Tracy was at work on the ward again today, and I had a non-working day at home with the children. After a decadent breakfast of pastries and doughnuts we spent most of the day in the garden. Although we hardly worked.

Garden

Lucy and I assembled a planter outside the front door. We found all the bits, took it out the front and built it with cable ties. It was a bit old and the quality of the cable ties was rubbish, three of the eight broke. So Lucy had a break while I found some more. We had two cable ties for each of the wicker panels, and assembled it into a square. There was a black fabric liner, which we stabilised with some spare house bricks in the bottom corners.

The planter is quite large. We had three trips with the wheel barrow to fill it. The first time we shoveled some of the lumps of clay from a raised bed that had too much in it. That should give a relatively waterproof layer at the bottom to help retain moisture. The second time we got some of the topsoil I’d dumped in the raised beds the other day and added that in as a layer. We then topped it off with compost from the last bag and watered it a lot.

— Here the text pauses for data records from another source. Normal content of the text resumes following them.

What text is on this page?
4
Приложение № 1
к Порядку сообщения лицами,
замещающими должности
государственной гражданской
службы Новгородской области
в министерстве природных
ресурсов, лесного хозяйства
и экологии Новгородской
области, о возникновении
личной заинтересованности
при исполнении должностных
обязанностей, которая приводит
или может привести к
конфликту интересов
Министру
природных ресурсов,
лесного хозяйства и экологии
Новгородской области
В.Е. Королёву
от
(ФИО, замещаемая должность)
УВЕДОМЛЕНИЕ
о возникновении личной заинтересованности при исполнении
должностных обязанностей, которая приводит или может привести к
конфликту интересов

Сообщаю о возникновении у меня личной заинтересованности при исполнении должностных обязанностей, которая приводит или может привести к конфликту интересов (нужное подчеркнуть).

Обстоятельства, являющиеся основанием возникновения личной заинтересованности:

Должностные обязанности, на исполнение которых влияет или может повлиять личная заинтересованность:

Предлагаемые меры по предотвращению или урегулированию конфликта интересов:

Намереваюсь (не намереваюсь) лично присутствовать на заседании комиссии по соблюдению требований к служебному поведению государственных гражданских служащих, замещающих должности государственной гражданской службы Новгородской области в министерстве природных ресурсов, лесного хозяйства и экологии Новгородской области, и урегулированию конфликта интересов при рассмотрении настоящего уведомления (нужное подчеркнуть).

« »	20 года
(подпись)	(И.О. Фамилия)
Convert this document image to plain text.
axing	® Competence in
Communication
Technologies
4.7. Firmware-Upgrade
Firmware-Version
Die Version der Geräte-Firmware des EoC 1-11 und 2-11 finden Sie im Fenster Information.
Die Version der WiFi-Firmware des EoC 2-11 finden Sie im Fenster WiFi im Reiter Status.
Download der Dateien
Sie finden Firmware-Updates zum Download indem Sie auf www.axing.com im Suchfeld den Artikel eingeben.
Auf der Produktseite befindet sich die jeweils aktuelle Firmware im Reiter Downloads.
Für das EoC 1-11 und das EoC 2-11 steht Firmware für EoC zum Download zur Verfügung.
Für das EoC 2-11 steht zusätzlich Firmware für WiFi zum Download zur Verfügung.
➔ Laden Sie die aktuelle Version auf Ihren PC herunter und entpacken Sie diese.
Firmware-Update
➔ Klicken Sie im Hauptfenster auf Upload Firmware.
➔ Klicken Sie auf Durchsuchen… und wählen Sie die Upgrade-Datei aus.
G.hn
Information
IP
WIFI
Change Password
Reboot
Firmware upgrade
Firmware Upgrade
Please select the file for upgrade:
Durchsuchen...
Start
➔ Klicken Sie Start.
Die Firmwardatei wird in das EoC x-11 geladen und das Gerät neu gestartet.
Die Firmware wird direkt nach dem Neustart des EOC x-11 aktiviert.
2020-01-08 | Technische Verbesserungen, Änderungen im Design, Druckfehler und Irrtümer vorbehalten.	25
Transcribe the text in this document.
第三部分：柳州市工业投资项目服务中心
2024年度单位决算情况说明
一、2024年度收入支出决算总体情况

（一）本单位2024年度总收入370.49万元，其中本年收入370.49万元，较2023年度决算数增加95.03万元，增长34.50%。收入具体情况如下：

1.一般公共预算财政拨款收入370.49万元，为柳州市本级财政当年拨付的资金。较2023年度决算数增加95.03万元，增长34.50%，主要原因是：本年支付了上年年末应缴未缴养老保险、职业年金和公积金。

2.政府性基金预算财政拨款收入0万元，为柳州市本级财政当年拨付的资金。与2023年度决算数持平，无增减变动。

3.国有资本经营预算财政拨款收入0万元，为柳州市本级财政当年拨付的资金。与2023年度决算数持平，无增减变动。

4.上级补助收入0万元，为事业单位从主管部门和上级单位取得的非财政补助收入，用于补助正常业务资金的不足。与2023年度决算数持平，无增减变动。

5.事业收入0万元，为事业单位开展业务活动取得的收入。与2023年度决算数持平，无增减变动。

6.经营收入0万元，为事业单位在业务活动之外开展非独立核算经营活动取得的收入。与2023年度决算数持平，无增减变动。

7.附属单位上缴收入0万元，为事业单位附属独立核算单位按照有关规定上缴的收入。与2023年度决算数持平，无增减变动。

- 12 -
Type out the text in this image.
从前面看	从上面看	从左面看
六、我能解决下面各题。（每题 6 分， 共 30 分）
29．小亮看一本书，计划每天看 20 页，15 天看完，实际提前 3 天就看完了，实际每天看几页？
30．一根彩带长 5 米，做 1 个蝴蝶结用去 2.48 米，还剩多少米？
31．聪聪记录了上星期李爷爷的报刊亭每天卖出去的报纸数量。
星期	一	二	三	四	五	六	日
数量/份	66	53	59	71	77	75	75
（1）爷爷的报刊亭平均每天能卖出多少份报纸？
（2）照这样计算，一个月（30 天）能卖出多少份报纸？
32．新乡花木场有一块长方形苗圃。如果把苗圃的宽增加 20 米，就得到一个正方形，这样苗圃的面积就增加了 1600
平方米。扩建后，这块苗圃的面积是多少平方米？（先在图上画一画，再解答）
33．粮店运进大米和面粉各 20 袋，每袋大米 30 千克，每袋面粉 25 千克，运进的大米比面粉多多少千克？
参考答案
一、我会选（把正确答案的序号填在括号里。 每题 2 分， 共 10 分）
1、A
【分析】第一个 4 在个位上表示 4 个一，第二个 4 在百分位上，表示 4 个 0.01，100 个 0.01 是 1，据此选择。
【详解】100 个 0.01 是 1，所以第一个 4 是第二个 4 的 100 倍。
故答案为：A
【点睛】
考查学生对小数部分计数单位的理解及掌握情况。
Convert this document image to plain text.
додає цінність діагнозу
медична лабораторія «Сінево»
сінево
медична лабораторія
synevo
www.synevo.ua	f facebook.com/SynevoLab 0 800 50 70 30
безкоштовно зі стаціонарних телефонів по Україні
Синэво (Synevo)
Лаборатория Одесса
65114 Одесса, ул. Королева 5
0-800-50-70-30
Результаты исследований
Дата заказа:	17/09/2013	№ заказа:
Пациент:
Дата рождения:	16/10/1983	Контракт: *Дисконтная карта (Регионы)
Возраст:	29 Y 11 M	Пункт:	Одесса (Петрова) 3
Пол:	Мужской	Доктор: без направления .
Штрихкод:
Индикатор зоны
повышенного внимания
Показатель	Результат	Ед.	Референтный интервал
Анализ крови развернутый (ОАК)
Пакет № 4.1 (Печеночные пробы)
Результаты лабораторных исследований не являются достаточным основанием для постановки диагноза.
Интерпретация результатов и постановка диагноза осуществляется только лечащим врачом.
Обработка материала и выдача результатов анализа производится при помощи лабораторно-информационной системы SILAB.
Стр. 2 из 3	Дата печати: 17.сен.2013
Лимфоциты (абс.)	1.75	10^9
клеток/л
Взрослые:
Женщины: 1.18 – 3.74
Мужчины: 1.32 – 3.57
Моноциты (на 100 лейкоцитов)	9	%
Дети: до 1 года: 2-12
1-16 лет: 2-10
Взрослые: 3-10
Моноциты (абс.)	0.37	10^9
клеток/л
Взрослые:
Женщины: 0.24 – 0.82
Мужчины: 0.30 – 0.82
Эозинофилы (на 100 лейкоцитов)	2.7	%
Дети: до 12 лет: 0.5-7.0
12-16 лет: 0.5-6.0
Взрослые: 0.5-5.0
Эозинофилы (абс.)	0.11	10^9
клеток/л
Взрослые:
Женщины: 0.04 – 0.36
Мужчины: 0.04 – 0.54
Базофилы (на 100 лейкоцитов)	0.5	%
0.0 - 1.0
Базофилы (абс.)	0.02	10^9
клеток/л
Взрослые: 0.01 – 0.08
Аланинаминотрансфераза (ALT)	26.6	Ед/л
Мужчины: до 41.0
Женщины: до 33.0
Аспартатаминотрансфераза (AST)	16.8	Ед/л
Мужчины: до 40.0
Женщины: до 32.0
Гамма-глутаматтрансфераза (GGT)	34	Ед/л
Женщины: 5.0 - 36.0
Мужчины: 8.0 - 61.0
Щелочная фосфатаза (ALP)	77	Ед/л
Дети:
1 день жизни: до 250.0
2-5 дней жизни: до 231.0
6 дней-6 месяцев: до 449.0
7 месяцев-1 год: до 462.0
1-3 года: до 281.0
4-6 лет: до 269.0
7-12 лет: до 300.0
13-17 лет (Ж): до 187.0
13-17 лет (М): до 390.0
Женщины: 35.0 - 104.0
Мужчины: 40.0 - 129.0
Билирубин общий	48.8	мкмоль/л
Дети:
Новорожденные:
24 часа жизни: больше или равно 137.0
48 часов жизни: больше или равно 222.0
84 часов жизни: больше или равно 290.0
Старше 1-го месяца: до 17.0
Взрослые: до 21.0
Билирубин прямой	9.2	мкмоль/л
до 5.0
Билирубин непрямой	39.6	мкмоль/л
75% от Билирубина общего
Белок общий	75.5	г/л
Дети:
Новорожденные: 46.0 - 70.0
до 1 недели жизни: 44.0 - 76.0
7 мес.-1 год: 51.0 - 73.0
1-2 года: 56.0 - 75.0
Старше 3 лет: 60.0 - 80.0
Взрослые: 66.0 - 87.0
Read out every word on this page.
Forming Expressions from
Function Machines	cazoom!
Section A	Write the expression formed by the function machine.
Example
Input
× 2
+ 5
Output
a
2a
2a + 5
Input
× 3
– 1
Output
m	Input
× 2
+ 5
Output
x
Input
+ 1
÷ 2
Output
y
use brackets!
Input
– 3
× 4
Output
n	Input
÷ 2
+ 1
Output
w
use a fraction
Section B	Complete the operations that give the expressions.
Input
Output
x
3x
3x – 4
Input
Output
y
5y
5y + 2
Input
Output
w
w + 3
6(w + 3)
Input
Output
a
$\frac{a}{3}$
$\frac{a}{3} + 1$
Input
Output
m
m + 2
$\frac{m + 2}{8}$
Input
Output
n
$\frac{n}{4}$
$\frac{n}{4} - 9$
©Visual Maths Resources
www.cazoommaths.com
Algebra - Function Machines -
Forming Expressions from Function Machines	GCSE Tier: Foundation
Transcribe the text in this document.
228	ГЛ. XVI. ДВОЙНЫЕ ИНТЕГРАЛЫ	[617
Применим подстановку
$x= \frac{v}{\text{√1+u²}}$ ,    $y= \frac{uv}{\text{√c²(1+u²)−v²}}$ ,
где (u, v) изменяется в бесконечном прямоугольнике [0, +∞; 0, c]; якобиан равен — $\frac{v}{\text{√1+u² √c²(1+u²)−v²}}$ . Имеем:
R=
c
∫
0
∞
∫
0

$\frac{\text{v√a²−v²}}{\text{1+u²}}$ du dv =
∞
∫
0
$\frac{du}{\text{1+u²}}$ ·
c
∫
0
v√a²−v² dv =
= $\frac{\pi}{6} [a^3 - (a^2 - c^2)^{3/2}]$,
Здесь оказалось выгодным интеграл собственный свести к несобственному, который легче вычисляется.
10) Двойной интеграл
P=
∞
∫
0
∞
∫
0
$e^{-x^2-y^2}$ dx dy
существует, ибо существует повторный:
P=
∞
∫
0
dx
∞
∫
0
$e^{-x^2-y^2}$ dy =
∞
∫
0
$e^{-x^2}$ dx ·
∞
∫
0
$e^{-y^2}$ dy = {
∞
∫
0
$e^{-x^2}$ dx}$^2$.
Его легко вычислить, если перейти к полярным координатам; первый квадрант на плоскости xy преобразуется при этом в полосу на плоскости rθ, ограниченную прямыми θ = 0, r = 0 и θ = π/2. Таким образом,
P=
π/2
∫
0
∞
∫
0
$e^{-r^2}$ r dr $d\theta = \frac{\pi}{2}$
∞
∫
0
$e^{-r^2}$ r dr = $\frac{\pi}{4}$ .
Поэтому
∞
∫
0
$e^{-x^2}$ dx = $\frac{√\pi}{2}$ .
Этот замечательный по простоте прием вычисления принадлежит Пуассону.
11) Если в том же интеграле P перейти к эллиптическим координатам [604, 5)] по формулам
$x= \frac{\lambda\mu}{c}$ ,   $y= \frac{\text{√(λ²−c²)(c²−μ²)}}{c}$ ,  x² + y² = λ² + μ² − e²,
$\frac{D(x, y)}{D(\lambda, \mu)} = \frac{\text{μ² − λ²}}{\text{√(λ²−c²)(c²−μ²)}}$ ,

We were expecting there to be two planters, and we had a look around the hut, the shelves outside the back door, the coal shed and around the patio. But we didn’t manage to find it.

While we were doing all that Alexander was cutting the grass again on a shorter setting than the other day. He also whittled and sanded a bit of ash that he cut a couple of days ago. He’s planning to make a wooden light sabre handle with it.

‘Epoxy’ Bread

I watched a TED talk the other day about making bread and experimenting with different flours. One of the things was about bringing together two different mixtures to make a stronger better tasting bread in the same way that epoxy glue mixes two compounds.

Alexander has been experimenting with bread too. He’s got a sourdough starter that we’ve not quite managed to make work. So today we mixed some spelt and self-raising flour with water and set it aside to start the process. We also took a bit off the sourdough starter and fed it with spelt flour and water.

Tomorrow we’ll add some more spelt flour to the starter to make a soft dough that we can leave to ferment for a couple of hours. Once it doubles in size we’ll mix it up with the rest of the dough into a proper bread mix and knead it. With a bit more proving it should give us an interesting bread.